A cousin to the anti-anxiety drug Valium has been shown in mice to reduce some of the symptoms associated with lupus. Lupus is an autoimmune condition in which the immune system attacks the body’s own tissues. “The best available therapies for lupus haven’t changed for many, many years,” says U-M’s Gary D. Glick, Ph.D., one of the lead authors on the study. “It’s a disease where the mechanisms that normally prevent the immune system from attacking components of one’s own body are defective. Because we do not yet understand what triggers lupus, it has been very difficult to develop lupus-specific therapies.”From the University of Michigan at Ann Arbor:New compound holds promise for treating lupus and related diseases

ANN ARBOR, MI – A chemical cousin of anti-anxiety medications, such as Valium and Xanax, significantly reduces kidney inflammation in mice inbred to develop a disease resembling human systemic lupus erythematosus (SLE), researchers at the University of Michigan and the University of California-Berkeley have found.

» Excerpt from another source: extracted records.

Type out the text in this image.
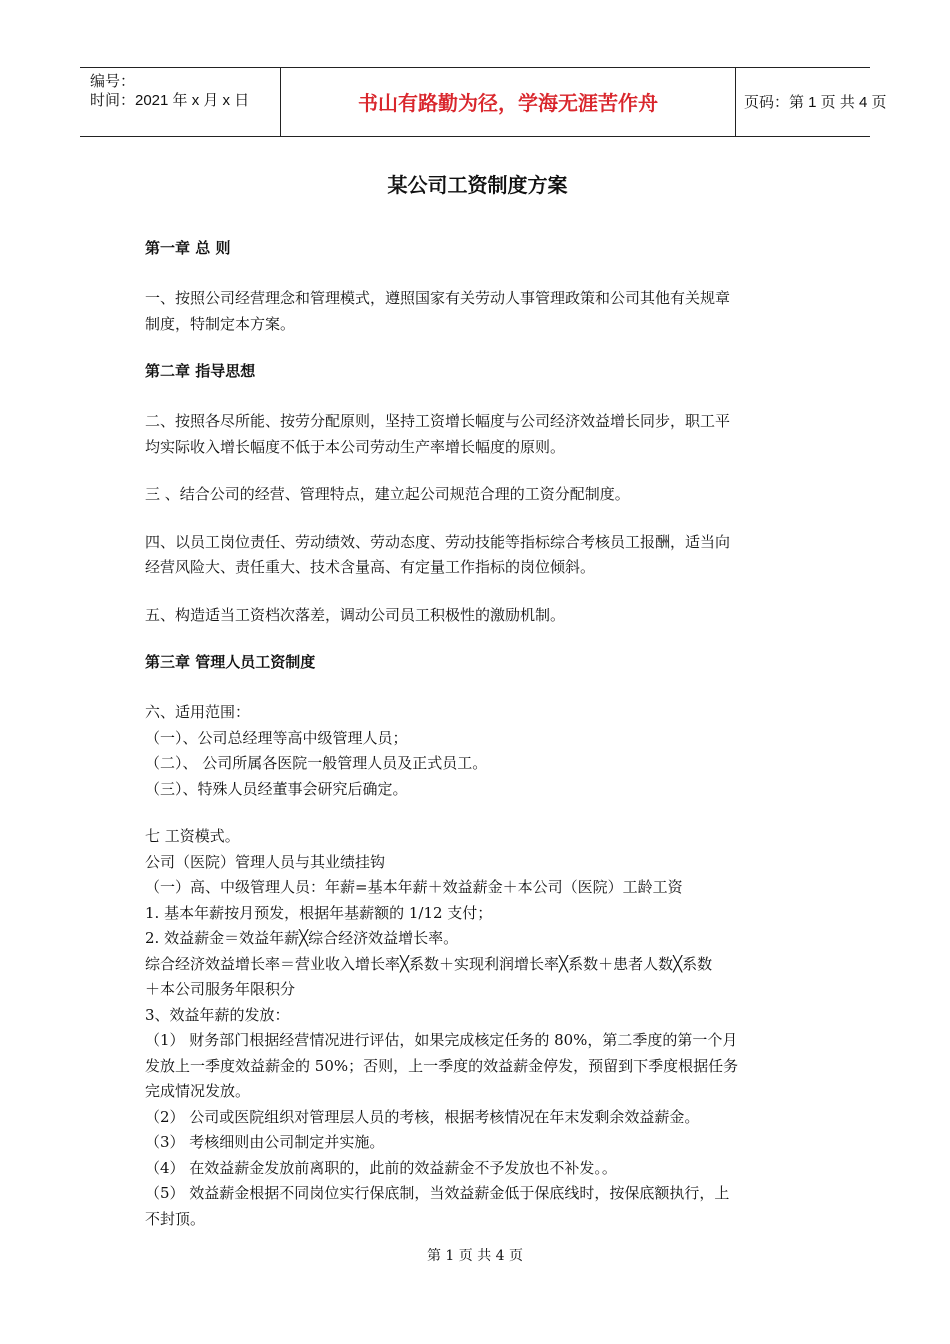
编号：
时间：2021 年 x 月 x 日	书山有路勤为径，学海无涯苦作舟	页码：第 1 页 共 4 页
某公司工资制度方案

第一章 总 则

一、按照公司经营理念和管理模式，遵照国家有关劳动人事管理政策和公司其他有关规章

制度，特制定本方案。

第二章 指导思想

二、按照各尽所能、按劳分配原则，坚持工资增长幅度与公司经济效益增长同步，职工平

均实际收入增长幅度不低于本公司劳动生产率增长幅度的原则。

三 、结合公司的经营、管理特点，建立起公司规范合理的工资分配制度。

四、以员工岗位责任、劳动绩效、劳动态度、劳动技能等指标综合考核员工报酬，适当向

经营风险大、责任重大、技术含量高、有定量工作指标的岗位倾斜。

五、构造适当工资档次落差，调动公司员工积极性的激励机制。

第三章 管理人员工资制度

六、适用范围：

（一）、公司总经理等高中级管理人员；

（二）、 公司所属各医院一般管理人员及正式员工。

（三）、特殊人员经董事会研究后确定。

七 工资模式。

公司（医院）管理人员与其业绩挂钩

（一）高、中级管理人员：年薪=基本年薪＋效益薪金＋本公司（医院）工龄工资

1. 基本年薪按月预发，根据年基薪额的 1/12 支付；

2. 效益薪金＝效益年薪╳综合经济效益增长率。

综合经济效益增长率＝营业收入增长率╳系数＋实现利润增长率╳系数＋患者人数╳系数

＋本公司服务年限积分

3、效益年薪的发放：

（1） 财务部门根据经营情况进行评估，如果完成核定任务的 80%，第二季度的第一个月

发放上一季度效益薪金的 50%；否则，上一季度的效益薪金停发，预留到下季度根据任务

完成情况发放。

（2） 公司或医院组织对管理层人员的考核，根据考核情况在年末发剩余效益薪金。

（3） 考核细则由公司制定并实施。

（4） 在效益薪金发放前离职的，此前的效益薪金不予发放也不补发。。

（5） 效益薪金根据不同岗位实行保底制，当效益薪金低于保底线时，按保底额执行，上

不封顶。

第 1 页 共 4 页
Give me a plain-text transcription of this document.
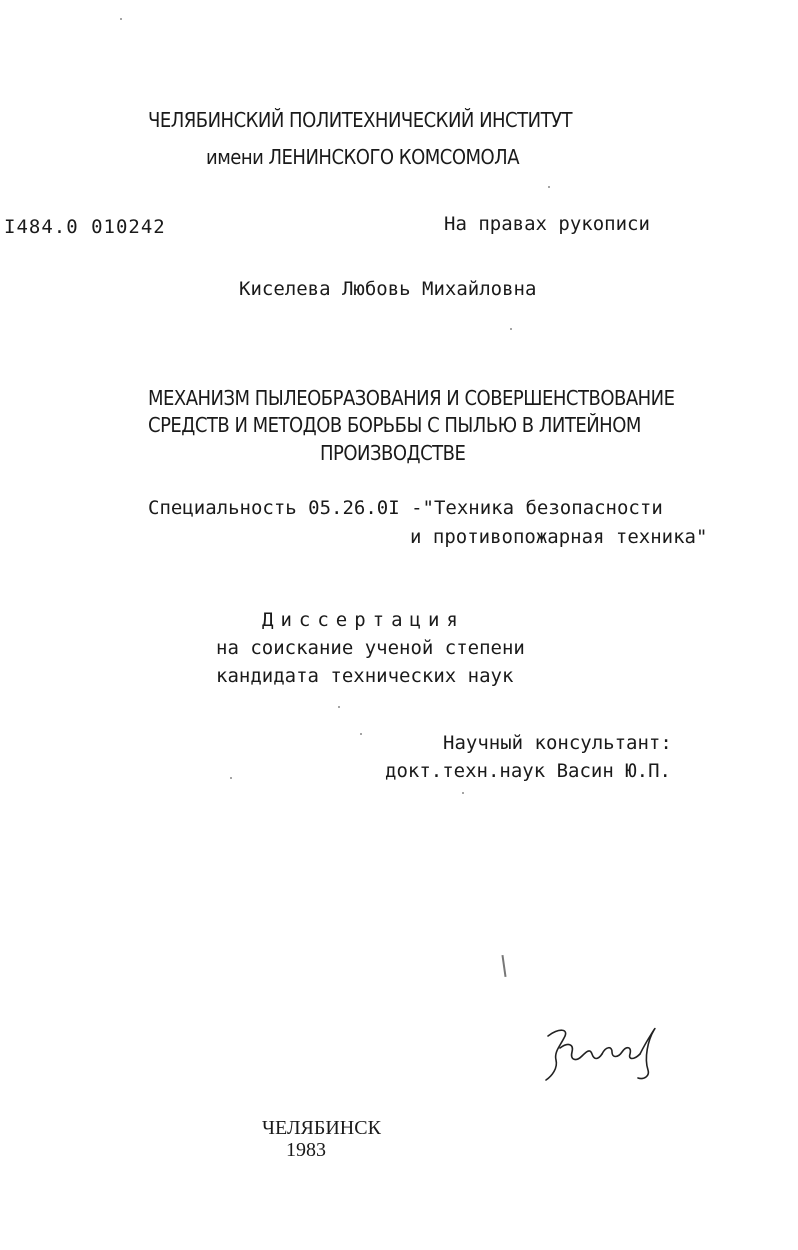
ЧЕЛЯБИНСКИЙ ПОЛИТЕХНИЧЕСКИЙ ИНСТИТУТ
имени ЛЕНИНСКОГО КОМСОМОЛА
I484.0 010242	На правах рукописи
Киселева Любовь Михайловна
МЕХАНИЗМ ПЫЛЕОБРАЗОВАНИЯ И СОВЕРШЕНСТВОВАНИЕ
СРЕДСТВ И МЕТОДОВ БОРЬБЫ С ПЫЛЬЮ В ЛИТЕЙНОМ
ПРОИЗВОДСТВЕ
Специальность 05.26.0I -"Техника безопасности
и противопожарная техника"
Диссертация
на соискание ученой степени
кандидата технических наук
Научный консультант:
докт.техн.наук Васин Ю.П.
ЧЕЛЯБИНСК
1983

Their research, described in the Oct. 16 issue of the Journal of Clinical Investigation, also reveals the novel mechanism by which the compound works, a discovery that could lead to safer and more effective new drugs for managing lupus and other autoimmune disorders.

“The best available therapies for lupus haven’t changed for many, many years,” says U-M’s Gary D. Glick, Ph.D., one of the lead authors on the study. “It’s a disease where the mechanisms that normally prevent the immune system from attacking components of one’s own body are defective. Because we do not yet understand what triggers lupus, it has been very difficult to develop lupus-specific therapies.”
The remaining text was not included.